On rainy days, character in omnibus is yet more self-revealing. Thus, a wayfarer gets in with a wet cloak and wet umbrella; no one shows any desire to make room. The five lean kine on the one side spread themselves out; the five fat ones on the other expand also. The new-comer stumbles, the wet cloak splashes every one, the umbrella drips genially; it is a pleasant sight. When room is finally made and the wanderer seated, the wet garments soon exhale a fragrant steam—which scent mingles with the odours of cabbage, peppermint, or onions, already discernible. These scents, it may be added, vary in different quarters of London. Thus, onions are partial to Long Acre; antiseptics to Southampton Row; cheap scent to Oxford Street and Holborn; whisky, perhaps, to "the 'Ampstid Road"; general frowsiness to King's Road, Chelsea; and the aroma of elegant furs to the shades of Kensington. Omnibus scents vary, too, with "the varying year." In the spring it is leeks and "spring onions"; in the winter it is paraffin or eucalyptus; in the summer it is indescribable.

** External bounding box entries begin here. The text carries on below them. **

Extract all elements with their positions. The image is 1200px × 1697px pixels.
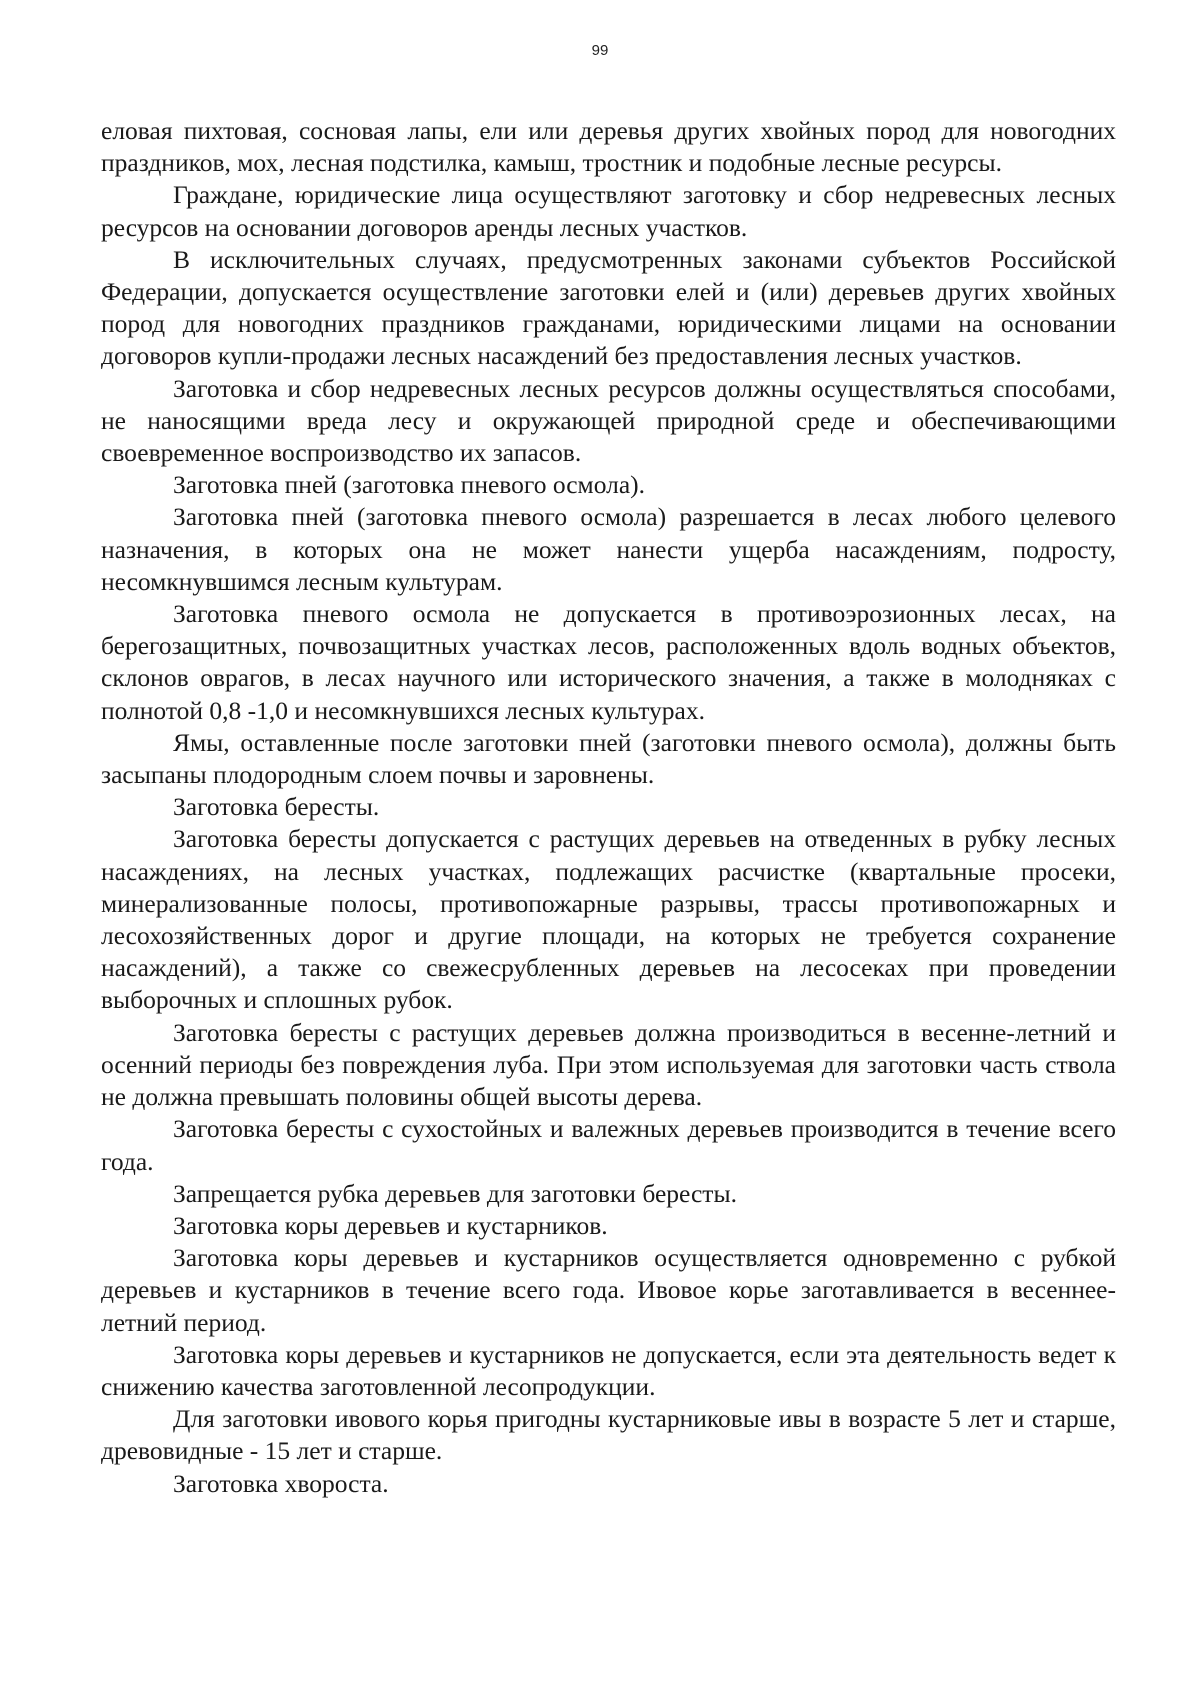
paragraph: Для заготовки ивового корья пригодны кустарниковые ивы в возрасте 5 лет и старше, древовидные - 15 лет и старше. xyxy=(101,1404,1116,1466)
section-heading: Заготовка коры деревьев и кустарников. xyxy=(173,1210,608,1240)
paragraph-continuation: еловая пихтовая, сосновая лапы, ели или деревья других хвойных пород для новогодних праздников, мох, лесная подстилка, камыш, тростник и подобные лесные ресурсы. xyxy=(101,116,1116,178)
paragraph: Заготовка бересты допускается с растущих деревьев на отведенных в рубку лесных насаждениях, на лесных участках, подлежащих расчистке (квартальные просеки, минерализованные полосы, противопожарные разрывы, трассы противопожарных и лесохозяйственных дорог и другие площади, на которых не требуется сохранение насаждений), а также со свежесрубленных деревьев на лесосеках при проведении выборочных и сплошных рубок. xyxy=(101,824,1116,1015)
paragraph: Граждане, юридические лица осуществляют заготовку и сбор недревесных лесных ресурсов на основании договоров аренды лесных участков. xyxy=(101,180,1116,242)
paragraph: Заготовка и сбор недревесных лесных ресурсов должны осуществляться способами, не наносящими вреда лесу и окружающей природной среде и обеспечивающими своевременное воспроизводство их запасов. xyxy=(101,373,1116,468)
section-heading: Заготовка хвороста. xyxy=(173,1468,389,1498)
section-heading: Заготовка пней (заготовка пневого осмола). xyxy=(173,470,646,500)
paragraph: Запрещается рубка деревьев для заготовки бересты. xyxy=(173,1178,737,1208)
paragraph: Ямы, оставленные после заготовки пней (заготовки пневого осмола), должны быть засыпаны плодородным слоем почвы и заровнены. xyxy=(101,727,1116,790)
paragraph: Заготовка бересты с сухостойных и валежных деревьев производится в течение всего года. xyxy=(101,1114,1116,1176)
paragraph: Заготовка коры деревьев и кустарников не допускается, если эта деятельность ведет к снижению качества заготовленной лесопродукции. xyxy=(101,1339,1116,1401)
paragraph: Заготовка коры деревьев и кустарников осуществляется одновременно с рубкой деревьев и кустарников в течение всего года. Ивовое корье заготавливается в весеннее-летний период. xyxy=(101,1243,1116,1337)
document-body xyxy=(101,115,1116,1500)
paragraph: Заготовка пневого осмола не допускается в противоэрозионных лесах, на берегозащитных, почвозащитных участках лесов, расположенных вдоль водных объектов, склонов оврагов, в лесах научного или исторического значения, а также в молодняках с полнотой 0,8 -1,0 и несомкнувшихся лесных культурах. xyxy=(101,599,1116,725)
section-heading: Заготовка бересты. xyxy=(173,792,380,822)
page-number: 99 xyxy=(591,42,609,59)
paragraph: В исключительных случаях, предусмотренных законами субъектов Российской Федерации, допускается осуществление заготовки елей и (или) деревьев других хвойных пород для новогодних праздников гражданами, юридическими лицами на основании договоров купли-продажи лесных насаждений без предоставления лесных участков. xyxy=(101,244,1116,371)
paragraph: Заготовка бересты с растущих деревьев должна производиться в весенне-летний и осенний периоды без повреждения луба. При этом используемая для заготовки часть ствола не должна превышать половины общей высоты дерева. xyxy=(101,1017,1116,1112)
paragraph: Заготовка пней (заготовка пневого осмола) разрешается в лесах любого целевого назначения, в которых она не может нанести ущерба насаждениям, подросту, несомкнувшимся лесным культурам. xyxy=(101,502,1116,596)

Yet, it must be said on behalf of human nature, that there is kindness to be met with even in the maligned 'bus. If, for instance, some "absent-minded beggar" should happen to get in without possessing the necessary pence, at least half the 'bus are immediately ready to offer the deficit; and hands are similarly always stretched out to help in the lame and the blind.